02 May 2010

The full script for The Usual Suspects

There are so many classic scenes in the movie that it's hard to choose just one to embed. I'll opt for this one:
VERBAL (V.O.)
                He tells him he would rather see his
                family dead than live another day after
                this.
 
SOZE walks over to his wife, crying and beaten on the floor
    and holds up her head. She gives him the strangest look. One
    of trust perhaps, saturated with fear and humiliation.

    He puts the gun between her eyes and fires.

                             VERBAL (V.O.)
                He lets the last Hungarian go, and he
                goes running. He waits until his wife and
                kids are in the ground and he goes after
                the rest of the mob. He kills their kids,
                he kills their wives, he kills their
                parents and their parents' friends.

    A dark and looming figure of a man walks in front of a wall
    of fire - a black shadow blurred by waves of heat.

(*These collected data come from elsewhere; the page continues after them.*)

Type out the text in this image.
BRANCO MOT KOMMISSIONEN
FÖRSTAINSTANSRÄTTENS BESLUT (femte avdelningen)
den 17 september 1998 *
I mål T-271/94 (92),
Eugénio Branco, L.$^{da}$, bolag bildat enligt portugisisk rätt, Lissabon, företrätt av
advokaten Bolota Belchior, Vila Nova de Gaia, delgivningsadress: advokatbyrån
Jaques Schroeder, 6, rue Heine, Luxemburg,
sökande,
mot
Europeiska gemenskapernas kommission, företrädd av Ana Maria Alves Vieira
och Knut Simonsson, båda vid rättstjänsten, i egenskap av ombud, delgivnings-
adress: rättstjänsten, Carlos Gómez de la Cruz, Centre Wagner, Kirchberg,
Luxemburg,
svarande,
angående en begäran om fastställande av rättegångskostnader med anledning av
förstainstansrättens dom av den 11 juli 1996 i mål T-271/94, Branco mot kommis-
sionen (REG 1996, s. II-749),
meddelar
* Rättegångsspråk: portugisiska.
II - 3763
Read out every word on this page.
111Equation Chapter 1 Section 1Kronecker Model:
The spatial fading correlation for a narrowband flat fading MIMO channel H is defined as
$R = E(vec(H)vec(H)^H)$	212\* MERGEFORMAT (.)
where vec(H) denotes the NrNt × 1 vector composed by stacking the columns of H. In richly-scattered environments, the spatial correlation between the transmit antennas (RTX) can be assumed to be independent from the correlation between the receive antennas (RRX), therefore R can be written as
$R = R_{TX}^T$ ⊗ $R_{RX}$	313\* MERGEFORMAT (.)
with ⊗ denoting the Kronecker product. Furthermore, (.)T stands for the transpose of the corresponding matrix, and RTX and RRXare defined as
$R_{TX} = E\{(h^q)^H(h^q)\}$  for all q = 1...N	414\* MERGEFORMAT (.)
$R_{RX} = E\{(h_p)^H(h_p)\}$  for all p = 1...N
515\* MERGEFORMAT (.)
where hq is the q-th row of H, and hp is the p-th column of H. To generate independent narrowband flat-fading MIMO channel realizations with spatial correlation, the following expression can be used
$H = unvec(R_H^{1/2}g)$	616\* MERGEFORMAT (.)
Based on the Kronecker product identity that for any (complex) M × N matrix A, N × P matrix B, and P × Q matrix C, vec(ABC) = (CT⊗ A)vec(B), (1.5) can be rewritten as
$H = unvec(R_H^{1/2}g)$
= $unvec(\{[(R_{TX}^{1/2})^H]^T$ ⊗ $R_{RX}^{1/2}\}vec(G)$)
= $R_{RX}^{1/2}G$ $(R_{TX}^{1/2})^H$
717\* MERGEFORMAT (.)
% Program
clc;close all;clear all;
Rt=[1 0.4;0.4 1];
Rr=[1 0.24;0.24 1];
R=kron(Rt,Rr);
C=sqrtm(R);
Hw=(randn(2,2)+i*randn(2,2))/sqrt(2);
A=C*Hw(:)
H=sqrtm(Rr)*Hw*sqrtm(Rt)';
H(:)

                             VERBAL (V.O.)
                He burns down the houses they live in and
                the stores they work in, he kills people
                that owe them money. And like that he was
                gone. Underground. No one has ever seen
                him again. He becomes a myth, a spook
                story that criminals tell their kids at
                night. If you rat on your pop, Keyser
                Sate will get you. And nobody really ever
                believes.

The full text is here.

Those interested in the film should also read this old post re disagreement as to whether Verbal Kint is or is not Keyser Sose.

1 comment:

  1. As I recall, as Spacey was walking out of police headquarters, there was a hotdog vendor selling sausages on a kaiser ("Get your sausage on a kaiser"). I just took it as he made up Keyser Sause from the whole cloth (Verbal too) - but that he was the criminal genius and did end up with whatever was on that boat and didn't have to split it with any of his colleagues. The story of the director and writer disagreeing about what the movie was about sounds like typical Hollywood malarky. The burned guy muttering about Kaiser Sause is just a hole in the plot.